Les états réticents à l’adoption de pratiques durables
Dans l’Union européenne, l’environnement politique est davantage aligné en faveur des principes de durabilité. La durabilité est profondément ancrée dans des initiatives telles que le Pacte vert européen et les plans d’action pour le climat. Mais aux États-Unis, certains États et législateurs fédéraux s’opposent à l’idée de pratiques durables imposées par le gouvernement.
Cette politisation des questions a entraîné un certain ralentissement des progrès réglementaires au niveau fédéral. Plusieurs États ont adopté des lois visant à contrer l’influence des critères durables dans les décisions d’investissement.
Par exemple, le Texas a adopté des lois interdisant aux fonds de pension publics de collaborer avec des institutions financières qui se désengagent des entreprises pétrolières et gazières. Cette position reflète une opposition ferme aux politiques jugées comme nuisibles aux industries clés de l’État. Le Texas s’est également opposé aux pratiques d’investissement durables, considérées par l’État comme affaiblissant le secteur des combustibles fossiles.
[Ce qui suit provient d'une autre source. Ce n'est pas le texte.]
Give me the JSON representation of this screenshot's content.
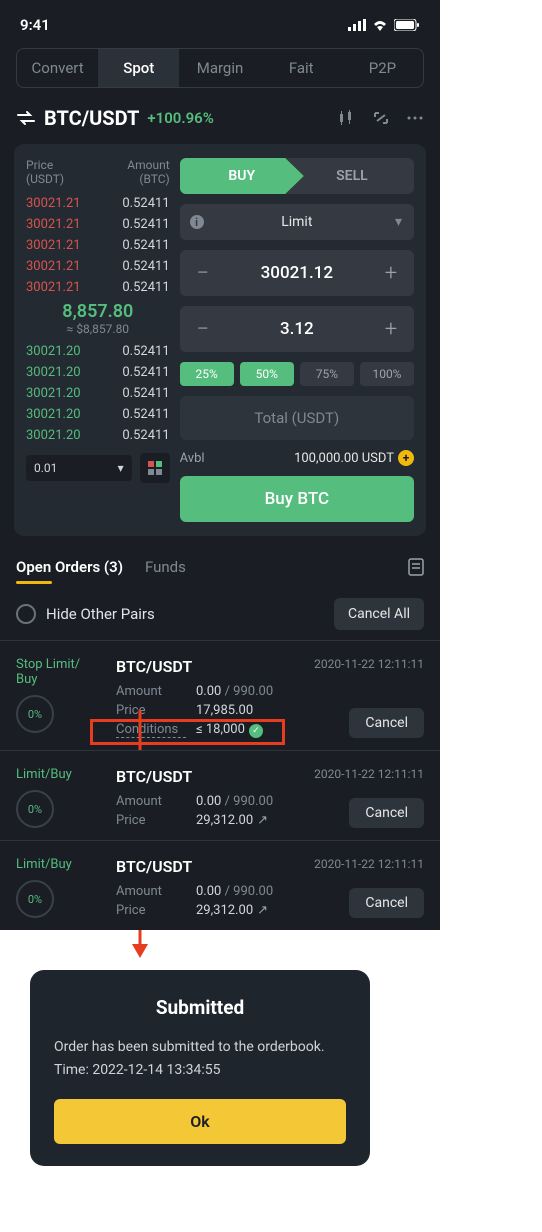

De même, la Floride a introduit des mesures limitant l’intégration des critères durables dans les décisions d’investissement pour les fonds de pension publics. L’État a aussi adopté des lois visant les entreprises mettant en avant ce qu’il qualifie de politiques ”woke”.
Pour en savoir plus : Aux États-Unis, un front anti ESG menace les engagements « responsables » des entreprises.
États-Unis et durabilité : entre progrès et défis
Des progrès significatifs ont été réalisés aux États-Unis en matière de mise en œuvre des critères durables. Cependant, le cadre réglementaire reste fragmenté, avec une application décentralisée et des sanctions pour non-conformité moins strictes que celles en vigueur dans l’Union européenne.
Le modèle réglementaire de l’UE intègre à la fois la matérialité financière et la double matérialité. Cela rend les entreprises responsables non seulement de l’impact des facteurs environnementaux et sociaux sur leur performance financière, mais aussi de l’effet de leurs activités sur la société et l’environnement. En revanche, l‘approche fédérale des États-Unis se concentre principalement sur la matérialité financière. Elle exige que les entreprises divulguent essentiellement les risques climatiques susceptibles d’influencer leur performance financière. À l’avenir, les États-Unis devront combler ces lacunes en matière d’application pour rester compétitifs et s’imposer en tant que leader dans le paysage mondial.